Dans la présente affaire, à l'annexe du contrat, le bail est à terme fixe et n'est pas soumis au renouvellement automatique (article 1, par. 2). À l'article 2.2.2, un taux variable est prévu pour les frais d'électricité. Également, la locataire est tenue responsable de toutes réparations aux lieux loués. »

[22]   Dans le jugement Bédard c. Drolet (2006, QCCS 3484), la Cour supérieure trace des balises pour délimiter la compétence du tribunal :

« [22] Ces particularités relatives à l'option d'achat et incluses au bail de location, confèrent un statut particulier à ce contrat et s'expliquent par le fait que le locateur loue son immeuble en vue de le vendre. C'est pourquoi, il prend soin de le louer à un acheteur éventuel et sérieux, en exigeant de celui-ci un prix de location plus élevé dont une partie pourra servir au paiement du capital et en prévoyant une durée limitée au bail, par l'ajout d'une clause qui y met fin immédiatement si la vente n'a pas lieu avant l'expiration de celui-ci. Le locateur peut ainsi tenter sa chance auprès d'un autre acheteur potentiel.

[23] Le Tribunal est d'avis qu'un tel contrat, en raison de ses particularités, ne constitue pas un bail de logement et n'est pas assujetti aux dispositions du Code civil du Québec applicables à un tel bail. »

[23]   Il faut voir les intentions des parties.
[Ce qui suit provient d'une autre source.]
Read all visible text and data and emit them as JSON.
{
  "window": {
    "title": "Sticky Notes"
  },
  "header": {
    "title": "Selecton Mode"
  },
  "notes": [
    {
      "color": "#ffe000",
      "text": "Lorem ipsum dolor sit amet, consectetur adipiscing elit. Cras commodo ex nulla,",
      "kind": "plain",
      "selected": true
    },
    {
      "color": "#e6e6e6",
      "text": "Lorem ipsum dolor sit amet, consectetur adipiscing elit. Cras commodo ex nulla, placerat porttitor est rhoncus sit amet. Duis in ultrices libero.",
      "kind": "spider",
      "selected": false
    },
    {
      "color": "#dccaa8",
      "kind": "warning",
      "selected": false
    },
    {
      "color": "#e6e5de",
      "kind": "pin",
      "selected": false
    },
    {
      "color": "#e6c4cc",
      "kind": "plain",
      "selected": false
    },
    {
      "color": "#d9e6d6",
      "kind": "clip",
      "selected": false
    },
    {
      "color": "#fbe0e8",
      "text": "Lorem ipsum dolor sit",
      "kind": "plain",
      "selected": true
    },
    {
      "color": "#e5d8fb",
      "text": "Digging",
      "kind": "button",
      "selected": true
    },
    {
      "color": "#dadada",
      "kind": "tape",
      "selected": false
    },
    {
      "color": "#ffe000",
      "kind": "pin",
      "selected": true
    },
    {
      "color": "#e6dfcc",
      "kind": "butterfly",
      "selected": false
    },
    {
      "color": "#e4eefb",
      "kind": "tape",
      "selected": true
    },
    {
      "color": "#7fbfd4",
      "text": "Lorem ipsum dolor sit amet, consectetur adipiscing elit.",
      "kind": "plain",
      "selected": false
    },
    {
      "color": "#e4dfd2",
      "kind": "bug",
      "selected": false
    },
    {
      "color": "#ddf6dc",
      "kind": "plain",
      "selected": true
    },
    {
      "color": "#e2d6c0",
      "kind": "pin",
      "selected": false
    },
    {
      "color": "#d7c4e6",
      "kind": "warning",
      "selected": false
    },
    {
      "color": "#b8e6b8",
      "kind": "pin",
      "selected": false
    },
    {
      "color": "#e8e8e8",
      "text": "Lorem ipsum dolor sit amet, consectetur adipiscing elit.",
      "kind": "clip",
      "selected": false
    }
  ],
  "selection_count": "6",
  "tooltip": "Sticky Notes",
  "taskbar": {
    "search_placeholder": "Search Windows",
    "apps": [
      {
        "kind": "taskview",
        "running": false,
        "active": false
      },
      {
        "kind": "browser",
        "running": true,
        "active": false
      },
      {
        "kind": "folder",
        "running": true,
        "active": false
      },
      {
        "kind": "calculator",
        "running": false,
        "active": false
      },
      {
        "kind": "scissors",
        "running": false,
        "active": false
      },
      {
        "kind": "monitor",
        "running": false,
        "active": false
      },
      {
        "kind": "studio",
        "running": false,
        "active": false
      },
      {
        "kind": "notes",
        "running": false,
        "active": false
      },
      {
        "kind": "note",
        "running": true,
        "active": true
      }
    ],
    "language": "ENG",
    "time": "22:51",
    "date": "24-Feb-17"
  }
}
Il est clair pour le tribunal que les parties avaient effectivement l’intention première de procéder à la vente d’une unité de condominium, situé dans un immeuble appartenant à la locatrice et c’est même avoué par la locataire.

[24]   La preuve soumise par la locatrice a l’effet qu’elle ne loue aucun logement, mais sa raison d’être est uniquement de vente des unités de condominium, convainc le tribunal que le bail est assurément accessoire au contrat de vente et qu’il a été signé uniquement dans le but d’aider la locataire à obtenir son financement.

[25]   Donc, pour cette raison, soit la nature du bail, la présente cause ne relève pas de l'autorité de la Régie du logement.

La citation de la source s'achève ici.